This series, brought to you by Yahoo! Finance, looks at which upgrades and downgrades make sense, and which ones investors should act on. Today, our headlines feature a pair of downgrades, as analysts take the clippers to their ratings on old-economy stalwart Deere (NYSE: DE ) and virtual-economy star Green Dot (NYSE: GDOT ) . But the news isn't all bad, so before we get to those two, let's let you in on a little surprise:
Somebody likes Cisco
You wouldn't guess it from the stock's 6.2% drop this morning, but not everyone's down on the tech star today. In fact, one analyst, ISI Group, has just upgraded Cisco Systems (NASDAQ: CSCO ) shares from "cautious" to "neutral."
Yesterday, Cisco reported that it generated analysts' expected $12.4 billion worth of revenue, and earned $0.52 in fiscal fourth-quarter 2013, a penny ahead of estimates. The company then promptly undid all the good that this news did it, warning that fiscal first-quarter 2014 earnings may be only $0.50 per share -- and not the $0.51 that analysts have been looking for. And yet, ISI is not worried, upgrading the shares even as others rush to sell.
Good for ISI. Priced at barely 13 times its $10 billion in trailing earnings, and selling for a mere 11.3 times its $11.7 billion in free cash flow, Cisco looks like a terrific bargain today. Growth estimates for the company call for a hardly barn-burning -- but certainly respectable -- 9% annual pace. Cisco pays a 2.6% dividend yield, which when combined with the growth rate, more than justifies this price-to-free cash flow ratio. (And not for nothing, but buyers of Cisco today also receive a claim on the company's $31.2 billion cash hoard.)
Long story short, and despite today's sell-off, Cisco shares still look as attractive as they ever have.
Deere in the headlights
Our next story isn't quite as happy. Deere reported yesterday that it grew its fiscal third-quarter 2013 revenues 4%, while growing profits per diluted share a much more impressive 29%. Management further confided that while it expects sales growth in its agriculture and turf division to slow in the fourth quarter, it also believes that declines in sales at the company's construction and forestry division will begin to moderate.
Overall, that sounds like good news. And yet, this morning saw analysts at Argus Research cut their rating from "buy" to "hold." I think they're right to be cautious. Here's why:
Priced at 10.3 times earnings, and projected to grow these earnings at 9% annually over the next five years, while paying you a 2.5% dividend yield, Deere shares look appropriately priced today. But that's the best-case scenario. Viewed more skeptically, Deere's record of generating only $460 million in free cash flow over the last 12 months -- even as it reported earning $3.4 billion in profits -- suggests that this company's earnings aren't all they're cracked up to be. Valued on its free cash flow, Deere shares now trade for a lofty 70 times multiple. On balance, I think that's reason enough to be cautious about Deere, and I agree with Argus' decision to downgrade.
Green Dot getting poor marks for value
Time to put a punctuation point on this column -- and we'll do that with Green Dot. This morning, analysts at Compass Point announced that they were downgrading Green Dot shares to neutral. Why?

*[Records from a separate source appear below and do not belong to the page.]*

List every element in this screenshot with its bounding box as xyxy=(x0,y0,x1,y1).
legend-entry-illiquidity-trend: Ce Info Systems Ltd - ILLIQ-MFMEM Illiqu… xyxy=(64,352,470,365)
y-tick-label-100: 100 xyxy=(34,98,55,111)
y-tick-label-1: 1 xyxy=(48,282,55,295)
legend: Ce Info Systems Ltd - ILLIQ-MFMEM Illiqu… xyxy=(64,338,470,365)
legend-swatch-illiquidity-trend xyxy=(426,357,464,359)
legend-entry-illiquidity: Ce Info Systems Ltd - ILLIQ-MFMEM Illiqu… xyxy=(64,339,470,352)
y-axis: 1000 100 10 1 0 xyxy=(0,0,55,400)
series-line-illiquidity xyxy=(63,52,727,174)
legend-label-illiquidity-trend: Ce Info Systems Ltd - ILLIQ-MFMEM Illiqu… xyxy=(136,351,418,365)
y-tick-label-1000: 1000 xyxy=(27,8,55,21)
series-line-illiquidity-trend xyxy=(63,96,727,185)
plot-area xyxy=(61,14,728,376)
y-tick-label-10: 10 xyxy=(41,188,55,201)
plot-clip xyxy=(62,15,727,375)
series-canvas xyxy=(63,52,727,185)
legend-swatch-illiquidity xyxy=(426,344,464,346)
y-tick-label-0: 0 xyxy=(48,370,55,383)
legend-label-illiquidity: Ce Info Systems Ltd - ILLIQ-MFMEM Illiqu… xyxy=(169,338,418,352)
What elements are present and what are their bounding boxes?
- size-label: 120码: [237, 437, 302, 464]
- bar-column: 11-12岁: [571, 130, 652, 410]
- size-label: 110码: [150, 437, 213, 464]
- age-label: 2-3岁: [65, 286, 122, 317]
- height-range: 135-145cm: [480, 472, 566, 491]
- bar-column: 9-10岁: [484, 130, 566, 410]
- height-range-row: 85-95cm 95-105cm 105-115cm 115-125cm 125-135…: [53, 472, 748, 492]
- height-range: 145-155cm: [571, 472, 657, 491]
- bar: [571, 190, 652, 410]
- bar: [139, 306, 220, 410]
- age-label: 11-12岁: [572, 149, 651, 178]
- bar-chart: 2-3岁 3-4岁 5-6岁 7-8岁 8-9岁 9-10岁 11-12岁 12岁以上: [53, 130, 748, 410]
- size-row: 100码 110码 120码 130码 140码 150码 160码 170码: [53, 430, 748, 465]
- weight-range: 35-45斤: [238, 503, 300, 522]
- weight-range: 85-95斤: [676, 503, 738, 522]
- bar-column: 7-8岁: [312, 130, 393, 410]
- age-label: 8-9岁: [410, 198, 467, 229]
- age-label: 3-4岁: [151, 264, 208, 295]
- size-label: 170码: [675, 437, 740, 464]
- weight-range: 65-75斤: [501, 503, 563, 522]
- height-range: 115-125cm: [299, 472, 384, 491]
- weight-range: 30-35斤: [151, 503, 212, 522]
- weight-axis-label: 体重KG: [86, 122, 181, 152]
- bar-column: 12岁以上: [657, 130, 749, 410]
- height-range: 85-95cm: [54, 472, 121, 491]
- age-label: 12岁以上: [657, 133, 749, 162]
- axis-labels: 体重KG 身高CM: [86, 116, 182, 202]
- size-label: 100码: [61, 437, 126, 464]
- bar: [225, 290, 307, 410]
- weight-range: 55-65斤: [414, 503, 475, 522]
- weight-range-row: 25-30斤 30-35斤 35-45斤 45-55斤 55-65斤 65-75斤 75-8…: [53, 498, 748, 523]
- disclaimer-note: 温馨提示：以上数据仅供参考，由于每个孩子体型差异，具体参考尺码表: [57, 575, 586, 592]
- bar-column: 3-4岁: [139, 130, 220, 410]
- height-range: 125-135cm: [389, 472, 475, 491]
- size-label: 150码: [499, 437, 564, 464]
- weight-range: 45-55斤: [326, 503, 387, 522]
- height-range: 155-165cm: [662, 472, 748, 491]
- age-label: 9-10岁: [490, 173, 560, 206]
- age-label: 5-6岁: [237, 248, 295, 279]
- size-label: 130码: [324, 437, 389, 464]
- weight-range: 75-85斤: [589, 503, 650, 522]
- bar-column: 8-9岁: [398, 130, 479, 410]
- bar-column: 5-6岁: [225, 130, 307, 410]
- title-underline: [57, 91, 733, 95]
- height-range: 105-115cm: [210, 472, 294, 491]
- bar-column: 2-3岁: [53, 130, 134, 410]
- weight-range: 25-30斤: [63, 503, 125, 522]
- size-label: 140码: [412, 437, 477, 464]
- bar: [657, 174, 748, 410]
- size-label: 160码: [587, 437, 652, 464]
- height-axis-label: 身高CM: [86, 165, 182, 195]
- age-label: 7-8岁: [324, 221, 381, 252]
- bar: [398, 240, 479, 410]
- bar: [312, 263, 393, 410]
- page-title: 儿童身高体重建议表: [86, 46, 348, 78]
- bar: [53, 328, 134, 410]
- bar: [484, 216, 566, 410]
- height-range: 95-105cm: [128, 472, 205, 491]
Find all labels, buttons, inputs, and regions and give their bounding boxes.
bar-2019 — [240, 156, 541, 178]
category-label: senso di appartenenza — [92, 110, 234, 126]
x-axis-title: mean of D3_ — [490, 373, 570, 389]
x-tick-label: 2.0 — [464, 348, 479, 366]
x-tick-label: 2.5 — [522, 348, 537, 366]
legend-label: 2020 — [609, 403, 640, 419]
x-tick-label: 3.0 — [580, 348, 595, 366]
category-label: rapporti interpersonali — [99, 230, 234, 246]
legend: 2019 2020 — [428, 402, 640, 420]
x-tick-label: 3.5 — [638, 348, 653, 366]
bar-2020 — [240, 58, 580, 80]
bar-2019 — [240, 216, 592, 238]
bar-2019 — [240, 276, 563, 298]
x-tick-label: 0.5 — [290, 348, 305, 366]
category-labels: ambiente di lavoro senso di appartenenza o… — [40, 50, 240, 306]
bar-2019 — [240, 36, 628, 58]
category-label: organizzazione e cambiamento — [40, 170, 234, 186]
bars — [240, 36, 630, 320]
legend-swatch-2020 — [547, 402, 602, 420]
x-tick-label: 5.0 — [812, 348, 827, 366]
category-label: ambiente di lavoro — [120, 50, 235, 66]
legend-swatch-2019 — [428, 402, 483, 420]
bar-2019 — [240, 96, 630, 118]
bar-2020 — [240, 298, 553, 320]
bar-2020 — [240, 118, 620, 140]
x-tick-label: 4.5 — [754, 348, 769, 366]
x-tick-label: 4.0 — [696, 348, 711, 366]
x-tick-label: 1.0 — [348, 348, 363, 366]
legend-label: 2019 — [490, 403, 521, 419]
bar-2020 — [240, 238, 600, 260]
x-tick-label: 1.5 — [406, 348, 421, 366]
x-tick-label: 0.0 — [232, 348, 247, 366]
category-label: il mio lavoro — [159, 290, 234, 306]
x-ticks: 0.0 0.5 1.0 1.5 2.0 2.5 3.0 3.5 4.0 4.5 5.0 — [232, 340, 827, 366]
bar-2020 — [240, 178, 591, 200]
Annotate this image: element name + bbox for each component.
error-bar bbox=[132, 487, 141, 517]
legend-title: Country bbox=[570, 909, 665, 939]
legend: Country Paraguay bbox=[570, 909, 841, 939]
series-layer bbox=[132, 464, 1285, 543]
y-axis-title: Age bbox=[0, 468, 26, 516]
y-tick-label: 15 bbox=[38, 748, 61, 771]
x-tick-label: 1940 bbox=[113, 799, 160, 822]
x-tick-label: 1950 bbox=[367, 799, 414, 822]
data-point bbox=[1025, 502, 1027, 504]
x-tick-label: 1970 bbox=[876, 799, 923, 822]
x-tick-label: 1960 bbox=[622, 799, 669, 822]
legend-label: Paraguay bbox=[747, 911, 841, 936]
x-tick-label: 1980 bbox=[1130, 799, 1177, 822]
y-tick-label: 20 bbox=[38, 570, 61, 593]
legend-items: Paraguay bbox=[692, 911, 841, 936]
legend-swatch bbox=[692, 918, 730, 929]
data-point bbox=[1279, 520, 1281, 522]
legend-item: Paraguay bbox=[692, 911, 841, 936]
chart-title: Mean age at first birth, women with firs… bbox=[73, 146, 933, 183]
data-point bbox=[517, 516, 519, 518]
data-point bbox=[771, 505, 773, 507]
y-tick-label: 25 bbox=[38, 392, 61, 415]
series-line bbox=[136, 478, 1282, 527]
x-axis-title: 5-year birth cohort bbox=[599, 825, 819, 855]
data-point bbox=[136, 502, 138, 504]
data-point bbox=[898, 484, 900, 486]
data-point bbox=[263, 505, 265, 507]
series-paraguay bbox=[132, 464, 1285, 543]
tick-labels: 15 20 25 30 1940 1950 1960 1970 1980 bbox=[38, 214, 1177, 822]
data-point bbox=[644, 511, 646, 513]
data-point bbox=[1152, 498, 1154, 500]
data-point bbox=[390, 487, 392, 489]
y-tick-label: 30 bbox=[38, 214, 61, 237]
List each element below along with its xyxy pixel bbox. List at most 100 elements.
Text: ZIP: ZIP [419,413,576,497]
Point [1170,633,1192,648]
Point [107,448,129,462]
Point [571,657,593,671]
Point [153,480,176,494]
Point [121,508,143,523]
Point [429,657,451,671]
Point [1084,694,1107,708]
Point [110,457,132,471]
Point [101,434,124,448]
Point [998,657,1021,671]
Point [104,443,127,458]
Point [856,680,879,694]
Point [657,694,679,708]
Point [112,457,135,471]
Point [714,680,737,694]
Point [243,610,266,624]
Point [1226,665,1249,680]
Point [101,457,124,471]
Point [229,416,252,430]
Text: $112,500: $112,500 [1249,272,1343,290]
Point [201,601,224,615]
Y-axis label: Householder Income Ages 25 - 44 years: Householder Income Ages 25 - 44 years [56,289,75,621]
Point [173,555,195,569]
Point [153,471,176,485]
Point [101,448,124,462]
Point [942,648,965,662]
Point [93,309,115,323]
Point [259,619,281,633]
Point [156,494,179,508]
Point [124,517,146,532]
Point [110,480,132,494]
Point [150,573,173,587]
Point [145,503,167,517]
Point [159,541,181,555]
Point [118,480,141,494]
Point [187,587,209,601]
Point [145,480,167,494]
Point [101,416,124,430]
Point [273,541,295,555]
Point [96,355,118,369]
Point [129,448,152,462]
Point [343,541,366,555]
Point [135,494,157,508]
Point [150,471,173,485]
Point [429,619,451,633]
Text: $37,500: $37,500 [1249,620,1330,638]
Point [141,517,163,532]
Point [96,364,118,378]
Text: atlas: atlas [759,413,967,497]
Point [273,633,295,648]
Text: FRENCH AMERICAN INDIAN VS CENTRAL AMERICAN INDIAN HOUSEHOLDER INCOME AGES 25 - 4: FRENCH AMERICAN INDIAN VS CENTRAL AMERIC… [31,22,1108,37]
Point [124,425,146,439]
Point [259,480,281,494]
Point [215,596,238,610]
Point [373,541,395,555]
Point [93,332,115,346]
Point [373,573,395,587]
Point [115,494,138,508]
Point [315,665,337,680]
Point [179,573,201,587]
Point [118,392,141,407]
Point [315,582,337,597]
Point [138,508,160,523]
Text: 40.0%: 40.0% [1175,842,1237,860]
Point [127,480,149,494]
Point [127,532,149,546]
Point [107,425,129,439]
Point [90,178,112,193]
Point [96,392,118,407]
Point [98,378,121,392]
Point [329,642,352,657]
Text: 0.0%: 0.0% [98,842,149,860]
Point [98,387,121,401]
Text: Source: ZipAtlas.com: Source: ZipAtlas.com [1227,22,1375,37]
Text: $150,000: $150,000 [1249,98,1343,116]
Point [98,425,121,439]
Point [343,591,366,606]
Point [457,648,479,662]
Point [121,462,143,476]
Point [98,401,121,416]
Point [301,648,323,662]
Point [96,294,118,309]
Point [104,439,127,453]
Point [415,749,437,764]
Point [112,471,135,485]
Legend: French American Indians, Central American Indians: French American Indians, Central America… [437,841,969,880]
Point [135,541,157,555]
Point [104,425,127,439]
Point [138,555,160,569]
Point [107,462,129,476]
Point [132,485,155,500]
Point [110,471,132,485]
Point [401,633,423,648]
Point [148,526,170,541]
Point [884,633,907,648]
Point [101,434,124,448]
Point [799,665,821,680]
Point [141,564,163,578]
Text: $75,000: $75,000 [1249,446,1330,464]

As StreetInsider.com quotes the analyst explaining, "the shares have now appreciated to within 3% of our $26 price target [and] appreciated 61% compared to the S&P 500 return of 6.6%" since Compass Point last recommended buying Green Dot. Furthermore, Compass points out that "lingering competitive pressures" have it worried about Green Dot's ability to complete, while its dependence on Wal-Mart for 65% of its revenue, and the high, 40% churn rate in customers using its payment cards, leave Compass Point seeing more risks than rewards in Green Dot shares at today's price point.
Ordinarily, I'd probably agree with that assessment -- the more so since we've already seen Green Dot shares appreciate by 150% over the past year. However, the more I look at the numbers, the more I think there's still value to be had in Green Dot.
Consider: With $92 million in free cash flow generated over the past year, Green Dot is earning cash profits nearly twice as fast as it's allowed to report GAAP accounting profits. This also means that Green Dot is more appropriately viewed as being a stock that "sells for less than 10 times FCF" than as a stock that "has a 23 P/E." (At least, that's the way I look at it.)
If you ask me, 10 times free cash flow is hardly a high price to pay for an asset-light business like Green Dot, especially with S&P Capital IQ telling us that analysts expect to see 20% long-term earnings growth at the company. Up one-and-a-half times in the last 12 months, I think Green Dot still has the potential to go higher.
Fool contributor Rich Smith has no position in any stocks mentioned. The Motley Fool recommends Cisco Systems.